Red Sox vs. Yankees: October Rivalry Renewed Under Bronx Lights

By Tiffany Williams –

20230202_172436_0000-12644533043908902857 Red Sox vs. Yankees: October Rivalry Renewed Under Bronx Lights

The rivalry is back under October lights. Red Sox. Yankees. Bronx. Tuesday night. First pitch 6:08 p.m. and the 2025 postseason wastes no time serving up pure theater.

Boston rolls in as the No. 5 seed after an 89-73 campaign, their best since 2021. It’s their first trip back to October since that year, when they also shoved the Yankees aside in the Wild Card. New York hasn’t beaten Boston in the playoffs since 2003. Since then, the Sox own them: three straight postseason series wins, eight of the last nine head-to-head playoff games.

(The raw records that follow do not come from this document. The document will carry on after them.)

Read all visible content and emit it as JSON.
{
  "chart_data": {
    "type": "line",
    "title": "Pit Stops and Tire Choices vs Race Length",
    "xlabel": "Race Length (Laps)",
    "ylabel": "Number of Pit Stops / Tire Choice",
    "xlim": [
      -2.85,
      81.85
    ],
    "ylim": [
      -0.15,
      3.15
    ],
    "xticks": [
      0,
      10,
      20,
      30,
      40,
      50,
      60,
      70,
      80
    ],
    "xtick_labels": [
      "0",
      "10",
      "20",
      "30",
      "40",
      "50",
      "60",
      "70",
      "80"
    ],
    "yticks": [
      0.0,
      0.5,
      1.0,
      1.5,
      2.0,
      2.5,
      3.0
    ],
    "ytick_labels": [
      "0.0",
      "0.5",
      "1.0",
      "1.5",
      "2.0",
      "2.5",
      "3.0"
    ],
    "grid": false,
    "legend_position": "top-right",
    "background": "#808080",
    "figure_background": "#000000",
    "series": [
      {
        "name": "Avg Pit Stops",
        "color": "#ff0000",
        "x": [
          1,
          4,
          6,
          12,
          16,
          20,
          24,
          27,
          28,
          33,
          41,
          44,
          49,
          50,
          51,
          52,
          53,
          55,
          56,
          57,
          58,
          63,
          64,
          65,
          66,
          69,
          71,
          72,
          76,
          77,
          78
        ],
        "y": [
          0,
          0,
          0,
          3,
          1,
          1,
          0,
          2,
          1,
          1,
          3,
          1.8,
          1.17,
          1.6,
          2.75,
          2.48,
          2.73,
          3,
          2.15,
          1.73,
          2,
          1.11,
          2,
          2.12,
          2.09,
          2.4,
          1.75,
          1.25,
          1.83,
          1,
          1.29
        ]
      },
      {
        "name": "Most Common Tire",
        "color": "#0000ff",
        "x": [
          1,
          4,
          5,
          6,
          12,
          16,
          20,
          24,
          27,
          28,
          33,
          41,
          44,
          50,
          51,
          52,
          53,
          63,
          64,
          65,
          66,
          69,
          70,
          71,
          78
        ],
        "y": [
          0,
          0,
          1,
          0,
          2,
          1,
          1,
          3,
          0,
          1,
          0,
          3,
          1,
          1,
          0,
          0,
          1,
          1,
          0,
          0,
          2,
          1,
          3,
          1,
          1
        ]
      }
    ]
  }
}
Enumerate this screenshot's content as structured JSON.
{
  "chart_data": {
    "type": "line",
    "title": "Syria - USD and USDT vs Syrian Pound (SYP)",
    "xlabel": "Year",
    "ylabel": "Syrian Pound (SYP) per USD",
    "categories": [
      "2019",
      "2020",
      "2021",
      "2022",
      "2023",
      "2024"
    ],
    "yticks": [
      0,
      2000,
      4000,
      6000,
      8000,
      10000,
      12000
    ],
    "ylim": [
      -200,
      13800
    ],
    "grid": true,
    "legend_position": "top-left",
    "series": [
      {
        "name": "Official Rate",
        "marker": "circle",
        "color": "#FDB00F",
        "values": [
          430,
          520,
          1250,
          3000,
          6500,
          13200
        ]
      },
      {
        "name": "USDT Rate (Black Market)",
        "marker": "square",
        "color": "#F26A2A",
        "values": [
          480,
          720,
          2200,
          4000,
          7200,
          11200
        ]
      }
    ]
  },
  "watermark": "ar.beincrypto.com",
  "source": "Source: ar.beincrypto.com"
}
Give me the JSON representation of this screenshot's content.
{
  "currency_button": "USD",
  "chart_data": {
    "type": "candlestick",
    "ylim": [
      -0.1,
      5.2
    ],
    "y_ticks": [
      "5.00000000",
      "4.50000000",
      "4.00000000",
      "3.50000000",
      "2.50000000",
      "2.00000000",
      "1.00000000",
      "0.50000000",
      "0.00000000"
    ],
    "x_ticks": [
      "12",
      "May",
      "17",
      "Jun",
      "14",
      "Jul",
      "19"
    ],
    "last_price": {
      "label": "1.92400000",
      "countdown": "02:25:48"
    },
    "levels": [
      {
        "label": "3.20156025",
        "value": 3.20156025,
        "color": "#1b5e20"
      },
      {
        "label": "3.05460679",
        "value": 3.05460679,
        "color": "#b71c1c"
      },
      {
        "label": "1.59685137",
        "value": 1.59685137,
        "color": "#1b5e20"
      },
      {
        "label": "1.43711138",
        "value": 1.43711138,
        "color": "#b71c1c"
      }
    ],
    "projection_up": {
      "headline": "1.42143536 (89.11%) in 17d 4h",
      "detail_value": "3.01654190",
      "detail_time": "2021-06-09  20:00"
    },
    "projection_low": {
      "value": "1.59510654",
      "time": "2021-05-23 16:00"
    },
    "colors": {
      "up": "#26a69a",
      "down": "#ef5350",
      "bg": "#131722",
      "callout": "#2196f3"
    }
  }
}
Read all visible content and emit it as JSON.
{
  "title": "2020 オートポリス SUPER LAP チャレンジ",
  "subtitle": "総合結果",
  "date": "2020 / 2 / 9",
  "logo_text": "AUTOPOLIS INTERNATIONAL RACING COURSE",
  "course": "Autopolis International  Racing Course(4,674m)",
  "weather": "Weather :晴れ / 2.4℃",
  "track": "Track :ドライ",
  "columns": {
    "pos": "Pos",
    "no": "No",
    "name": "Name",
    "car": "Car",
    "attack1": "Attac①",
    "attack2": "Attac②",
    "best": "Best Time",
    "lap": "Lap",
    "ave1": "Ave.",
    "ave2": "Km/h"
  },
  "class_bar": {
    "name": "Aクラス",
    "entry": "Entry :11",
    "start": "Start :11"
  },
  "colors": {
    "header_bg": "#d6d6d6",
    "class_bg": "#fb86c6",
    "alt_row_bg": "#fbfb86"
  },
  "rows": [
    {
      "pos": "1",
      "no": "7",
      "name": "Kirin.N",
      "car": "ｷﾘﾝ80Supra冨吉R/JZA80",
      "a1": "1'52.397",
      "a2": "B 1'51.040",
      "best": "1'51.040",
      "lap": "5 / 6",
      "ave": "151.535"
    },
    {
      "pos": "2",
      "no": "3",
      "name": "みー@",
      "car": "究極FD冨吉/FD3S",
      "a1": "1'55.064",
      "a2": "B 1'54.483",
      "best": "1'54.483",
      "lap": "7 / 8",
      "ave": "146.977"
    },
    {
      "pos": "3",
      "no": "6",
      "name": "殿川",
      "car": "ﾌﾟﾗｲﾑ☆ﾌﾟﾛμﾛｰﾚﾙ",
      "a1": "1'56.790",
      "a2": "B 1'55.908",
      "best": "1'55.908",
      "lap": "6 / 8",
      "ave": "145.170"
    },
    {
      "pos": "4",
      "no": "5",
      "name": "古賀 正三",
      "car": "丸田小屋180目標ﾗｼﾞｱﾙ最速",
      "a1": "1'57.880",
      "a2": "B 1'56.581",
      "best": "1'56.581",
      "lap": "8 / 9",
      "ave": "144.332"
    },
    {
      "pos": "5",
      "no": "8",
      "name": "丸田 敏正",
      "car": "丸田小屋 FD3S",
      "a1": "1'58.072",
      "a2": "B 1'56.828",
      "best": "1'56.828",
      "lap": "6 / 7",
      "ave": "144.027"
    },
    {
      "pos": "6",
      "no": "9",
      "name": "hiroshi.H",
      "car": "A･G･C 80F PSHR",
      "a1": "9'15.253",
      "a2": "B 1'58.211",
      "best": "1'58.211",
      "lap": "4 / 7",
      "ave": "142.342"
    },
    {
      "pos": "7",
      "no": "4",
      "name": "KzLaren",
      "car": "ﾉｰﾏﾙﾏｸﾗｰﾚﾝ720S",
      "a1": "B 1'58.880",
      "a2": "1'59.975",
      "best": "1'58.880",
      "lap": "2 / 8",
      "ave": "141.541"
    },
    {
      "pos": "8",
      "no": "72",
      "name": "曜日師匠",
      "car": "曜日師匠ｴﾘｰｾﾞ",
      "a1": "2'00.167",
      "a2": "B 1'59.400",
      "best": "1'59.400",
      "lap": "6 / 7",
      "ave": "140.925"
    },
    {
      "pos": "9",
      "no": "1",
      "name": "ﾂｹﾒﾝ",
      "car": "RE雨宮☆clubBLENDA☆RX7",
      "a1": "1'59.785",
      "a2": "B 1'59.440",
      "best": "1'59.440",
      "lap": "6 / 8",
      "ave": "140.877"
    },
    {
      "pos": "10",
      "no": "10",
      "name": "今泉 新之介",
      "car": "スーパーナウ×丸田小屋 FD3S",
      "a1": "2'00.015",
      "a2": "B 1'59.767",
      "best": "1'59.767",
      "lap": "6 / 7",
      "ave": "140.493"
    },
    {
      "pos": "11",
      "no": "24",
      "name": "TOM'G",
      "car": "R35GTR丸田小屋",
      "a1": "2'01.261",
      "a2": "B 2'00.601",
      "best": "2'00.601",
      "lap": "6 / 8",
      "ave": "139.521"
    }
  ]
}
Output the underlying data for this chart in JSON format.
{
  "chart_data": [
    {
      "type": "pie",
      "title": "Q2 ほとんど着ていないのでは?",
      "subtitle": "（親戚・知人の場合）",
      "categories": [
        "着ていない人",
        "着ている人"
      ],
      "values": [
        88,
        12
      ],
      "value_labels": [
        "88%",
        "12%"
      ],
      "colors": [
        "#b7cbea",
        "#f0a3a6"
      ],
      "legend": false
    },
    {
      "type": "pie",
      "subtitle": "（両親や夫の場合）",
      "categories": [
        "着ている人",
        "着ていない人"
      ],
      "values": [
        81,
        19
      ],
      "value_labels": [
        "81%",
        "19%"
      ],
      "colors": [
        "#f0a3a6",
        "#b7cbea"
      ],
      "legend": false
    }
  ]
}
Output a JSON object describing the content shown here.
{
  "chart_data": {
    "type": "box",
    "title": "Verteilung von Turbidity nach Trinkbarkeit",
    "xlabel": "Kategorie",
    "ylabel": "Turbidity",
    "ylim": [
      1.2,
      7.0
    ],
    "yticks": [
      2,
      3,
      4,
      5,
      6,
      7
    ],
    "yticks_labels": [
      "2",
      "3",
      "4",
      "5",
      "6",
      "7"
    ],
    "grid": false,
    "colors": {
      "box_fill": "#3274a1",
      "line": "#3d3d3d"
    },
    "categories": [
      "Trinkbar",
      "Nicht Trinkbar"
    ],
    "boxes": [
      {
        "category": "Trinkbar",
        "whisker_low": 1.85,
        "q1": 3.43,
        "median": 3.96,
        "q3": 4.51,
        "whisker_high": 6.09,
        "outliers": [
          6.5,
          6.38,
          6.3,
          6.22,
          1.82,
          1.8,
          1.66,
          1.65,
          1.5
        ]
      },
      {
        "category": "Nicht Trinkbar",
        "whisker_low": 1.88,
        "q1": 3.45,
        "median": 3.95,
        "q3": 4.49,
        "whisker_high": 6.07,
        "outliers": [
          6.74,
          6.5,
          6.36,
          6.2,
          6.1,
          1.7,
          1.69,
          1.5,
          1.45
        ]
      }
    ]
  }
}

This year’s regular season wasn’t much different. The Sox bullied the Yankees, winning nine of 13, outscoring them by 15 runs, and going 5-2 at Yankee Stadium. They even ripped off an eight-game winning streak in the rivalry, tying their longest in the live-ball era. Boston is 24-15 against New York since 2023. The edge is real, recent, and lopsided.

But the postseason always resets the clock, and New York throws out Max Fried to start Game 1. He’ll be staring down Garrett Crochet, who has been a nightmare for the Yankees in 2025. The lefty went 3-0 with a 3.29 ERA, a 0.88 WHIP, and 39 strikeouts in 27.1 innings against them. Fried has the name, but Crochet has the track record.

Boston’s staff is built for this matchup. Brayan Bello owned New York with a 1.89 ERA in three starts, and rookie Hunter Dobbins already blanked them over six innings back in June. The arms aren’t the problem. The bats are timely. Carlos Narvaez ripped a game-winner in June and dropped a two-run bomb in the Sox’s 12-1 demolition in August. Trevor Story found his stride that same stretch. Romy Gonzalez delivered doubles in big spots.

This is Boston’s 26th postseason appearance but just their second in the past seven years. It’s also their first crack at the Wild Card Series format after making their lone Wild Card Game count in 2021. They don’t have the division crown — they rarely do — but they don’t need it. The 2004 Sox didn’t either. Neither did the 2019 Nationals or the 2023 Rangers.

New York is favored by payroll and venue. Boston is favored by history and momentum. One night in the Bronx and one of baseball’s oldest grudges gets another bloody chapter.